Two major Toronto streets could soon get permanent bike lanes
It's been nearly five years since the City of Toronto started testing out bike lanes on Richmond and Adelaide Streets, and it's safe to say that the east-west cycle tracks have been well received.
The number of people using the busiest sections of these lanes (between Bathurst and University, roughly) has increased by a whopping 1,194 per cent since they were installed in 2014, with more than 6,100 new people commuting via bike on both Adelaide and Richmond every day.
What would those cyclists do without this crucial downtown thoroughfare? City staffers don't want to have to find out.
This Richmond/Adelaide bike lane report is just a remarkable success story. Cycling has increased by 1,194% along busiest part of the route. Not a typo! pic.twitter.com/GoDfyt3EQo— Matt Elliott (@GraphicMatt) January 10, 2019
A report set to go before the city's Infrastructure and Environment Committee next Thursday recommends that the Richmond-Adelaide bike lanes, as well as those connected to them on Simcoe and Peter, become permanent installations.

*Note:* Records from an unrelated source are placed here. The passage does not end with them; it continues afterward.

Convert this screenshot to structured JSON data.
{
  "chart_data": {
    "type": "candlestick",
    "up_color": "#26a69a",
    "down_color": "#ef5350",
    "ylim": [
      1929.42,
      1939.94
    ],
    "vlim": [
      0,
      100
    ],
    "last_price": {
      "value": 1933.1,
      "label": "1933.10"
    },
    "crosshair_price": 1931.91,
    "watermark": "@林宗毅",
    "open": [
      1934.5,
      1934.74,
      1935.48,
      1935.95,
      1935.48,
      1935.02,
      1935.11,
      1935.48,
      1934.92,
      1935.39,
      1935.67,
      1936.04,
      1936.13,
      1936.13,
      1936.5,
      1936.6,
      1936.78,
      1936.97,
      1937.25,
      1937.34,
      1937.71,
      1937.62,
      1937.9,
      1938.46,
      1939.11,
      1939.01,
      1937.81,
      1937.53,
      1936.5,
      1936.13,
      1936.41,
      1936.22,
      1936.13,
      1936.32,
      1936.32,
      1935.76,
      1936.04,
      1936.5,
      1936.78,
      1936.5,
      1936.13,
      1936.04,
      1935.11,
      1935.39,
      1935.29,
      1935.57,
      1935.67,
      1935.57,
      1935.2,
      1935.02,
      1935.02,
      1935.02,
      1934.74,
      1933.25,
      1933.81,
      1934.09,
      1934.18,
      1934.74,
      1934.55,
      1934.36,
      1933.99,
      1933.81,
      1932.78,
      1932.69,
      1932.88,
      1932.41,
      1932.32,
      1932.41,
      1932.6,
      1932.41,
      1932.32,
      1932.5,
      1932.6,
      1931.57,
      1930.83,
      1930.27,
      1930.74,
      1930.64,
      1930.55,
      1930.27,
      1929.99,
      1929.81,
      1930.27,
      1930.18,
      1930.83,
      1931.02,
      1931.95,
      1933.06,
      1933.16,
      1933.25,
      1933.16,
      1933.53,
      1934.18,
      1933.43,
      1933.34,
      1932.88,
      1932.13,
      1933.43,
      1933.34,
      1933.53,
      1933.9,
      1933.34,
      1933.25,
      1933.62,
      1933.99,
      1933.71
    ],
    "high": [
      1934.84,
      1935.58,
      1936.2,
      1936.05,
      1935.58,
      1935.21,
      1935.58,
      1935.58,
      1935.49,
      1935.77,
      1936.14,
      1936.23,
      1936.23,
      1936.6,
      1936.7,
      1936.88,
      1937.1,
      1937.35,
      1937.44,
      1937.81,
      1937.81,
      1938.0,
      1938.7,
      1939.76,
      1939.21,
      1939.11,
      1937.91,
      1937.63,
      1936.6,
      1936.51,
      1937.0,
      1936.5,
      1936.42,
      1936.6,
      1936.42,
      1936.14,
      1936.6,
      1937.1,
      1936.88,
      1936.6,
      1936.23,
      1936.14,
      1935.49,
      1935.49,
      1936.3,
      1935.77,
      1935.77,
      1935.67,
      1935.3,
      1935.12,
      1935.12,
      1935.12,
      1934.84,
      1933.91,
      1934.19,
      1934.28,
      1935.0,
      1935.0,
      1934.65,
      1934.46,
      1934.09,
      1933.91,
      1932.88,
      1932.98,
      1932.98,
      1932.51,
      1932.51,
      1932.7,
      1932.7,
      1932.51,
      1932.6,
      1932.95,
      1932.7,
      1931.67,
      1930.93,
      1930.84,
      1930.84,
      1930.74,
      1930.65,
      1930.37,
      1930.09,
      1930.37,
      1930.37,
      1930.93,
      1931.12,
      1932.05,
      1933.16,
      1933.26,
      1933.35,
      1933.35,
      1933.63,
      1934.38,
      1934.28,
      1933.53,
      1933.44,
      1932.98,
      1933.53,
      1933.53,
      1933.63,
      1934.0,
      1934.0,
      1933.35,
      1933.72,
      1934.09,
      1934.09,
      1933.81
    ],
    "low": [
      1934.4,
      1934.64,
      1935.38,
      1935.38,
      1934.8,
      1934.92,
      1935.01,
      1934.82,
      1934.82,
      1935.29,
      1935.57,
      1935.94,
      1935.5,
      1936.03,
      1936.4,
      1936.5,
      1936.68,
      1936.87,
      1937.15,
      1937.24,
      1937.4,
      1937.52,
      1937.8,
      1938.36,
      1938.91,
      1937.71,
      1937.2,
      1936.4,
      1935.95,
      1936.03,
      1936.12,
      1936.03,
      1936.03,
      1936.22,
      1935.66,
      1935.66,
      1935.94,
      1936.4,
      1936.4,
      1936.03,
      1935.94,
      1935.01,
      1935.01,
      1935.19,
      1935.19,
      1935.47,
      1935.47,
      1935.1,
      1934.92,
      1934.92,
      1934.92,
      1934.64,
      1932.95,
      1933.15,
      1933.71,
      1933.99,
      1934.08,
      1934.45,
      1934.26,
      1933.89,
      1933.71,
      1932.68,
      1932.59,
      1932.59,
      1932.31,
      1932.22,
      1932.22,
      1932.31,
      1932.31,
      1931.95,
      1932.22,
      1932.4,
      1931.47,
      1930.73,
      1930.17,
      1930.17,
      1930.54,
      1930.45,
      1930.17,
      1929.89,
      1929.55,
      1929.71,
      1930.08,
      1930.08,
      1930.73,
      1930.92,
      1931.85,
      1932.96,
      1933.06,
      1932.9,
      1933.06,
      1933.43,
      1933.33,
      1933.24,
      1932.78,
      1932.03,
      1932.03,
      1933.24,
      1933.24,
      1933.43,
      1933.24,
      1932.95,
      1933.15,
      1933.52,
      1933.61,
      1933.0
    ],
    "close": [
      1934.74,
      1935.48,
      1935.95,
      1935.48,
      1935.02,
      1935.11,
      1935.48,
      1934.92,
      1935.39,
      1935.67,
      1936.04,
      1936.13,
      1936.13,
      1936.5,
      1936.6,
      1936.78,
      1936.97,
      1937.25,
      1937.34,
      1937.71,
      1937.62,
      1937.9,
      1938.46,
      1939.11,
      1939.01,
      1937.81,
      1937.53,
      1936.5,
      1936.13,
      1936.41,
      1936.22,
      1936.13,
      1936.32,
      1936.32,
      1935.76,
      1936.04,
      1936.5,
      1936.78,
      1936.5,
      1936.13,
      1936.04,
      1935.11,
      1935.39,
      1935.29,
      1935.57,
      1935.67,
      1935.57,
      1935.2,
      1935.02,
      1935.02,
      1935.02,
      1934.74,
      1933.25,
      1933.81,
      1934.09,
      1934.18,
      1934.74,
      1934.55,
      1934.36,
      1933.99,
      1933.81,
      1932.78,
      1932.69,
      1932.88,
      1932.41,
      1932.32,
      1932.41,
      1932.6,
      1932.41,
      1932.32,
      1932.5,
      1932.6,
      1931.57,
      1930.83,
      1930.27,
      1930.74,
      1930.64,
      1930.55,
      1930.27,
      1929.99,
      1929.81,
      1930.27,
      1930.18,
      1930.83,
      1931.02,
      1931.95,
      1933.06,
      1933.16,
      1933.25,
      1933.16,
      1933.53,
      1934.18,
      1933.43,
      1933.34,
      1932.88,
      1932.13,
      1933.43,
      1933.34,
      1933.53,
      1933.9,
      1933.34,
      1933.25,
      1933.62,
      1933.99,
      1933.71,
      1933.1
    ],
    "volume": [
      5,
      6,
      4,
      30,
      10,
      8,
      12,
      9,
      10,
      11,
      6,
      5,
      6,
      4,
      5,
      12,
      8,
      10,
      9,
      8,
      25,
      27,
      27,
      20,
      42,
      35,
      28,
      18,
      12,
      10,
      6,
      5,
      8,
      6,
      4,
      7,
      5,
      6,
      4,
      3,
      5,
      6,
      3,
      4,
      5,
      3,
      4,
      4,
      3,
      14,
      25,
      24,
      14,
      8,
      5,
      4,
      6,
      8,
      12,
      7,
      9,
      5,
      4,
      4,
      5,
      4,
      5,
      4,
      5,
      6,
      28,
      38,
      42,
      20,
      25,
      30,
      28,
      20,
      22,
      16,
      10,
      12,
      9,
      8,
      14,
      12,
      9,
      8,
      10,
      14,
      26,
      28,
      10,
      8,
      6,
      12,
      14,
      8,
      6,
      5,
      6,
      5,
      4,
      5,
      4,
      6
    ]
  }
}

You see, despite their crushing success, the cycle tracks are still only the result of a pilot project.
The General Manager of Transportation Services notes in her report that 93 per cent of people surveyed about the project either agreed or strongly agreed that the cycle tracks should be made permanent.
as someone who is primarily a cyclist in the city--the Richmond/Adelaide lanes changed my life, as suddenly downtown was a place I could safely go. No more going all the way around the city via Harbord or Davenport just to get to the west end, too.— Cow (@criacow) January 11, 2019
Thus, she recommends that this happen, with one major modification: the cycle track running along from Bathurst Street to Parliament Street should be moved from the south side of the street to the north side.
It's an idea that's been proposed before and makes quite a bit of sense when you read about why a left-side lane would be more appropriate along this stretch of road.
Should the Infrastructure and Environment Committee vote to move ahead with making the Richmond-Adelaide cycle bike lane permanent on January 17, the matter will move forward for City Council's final say on January 31.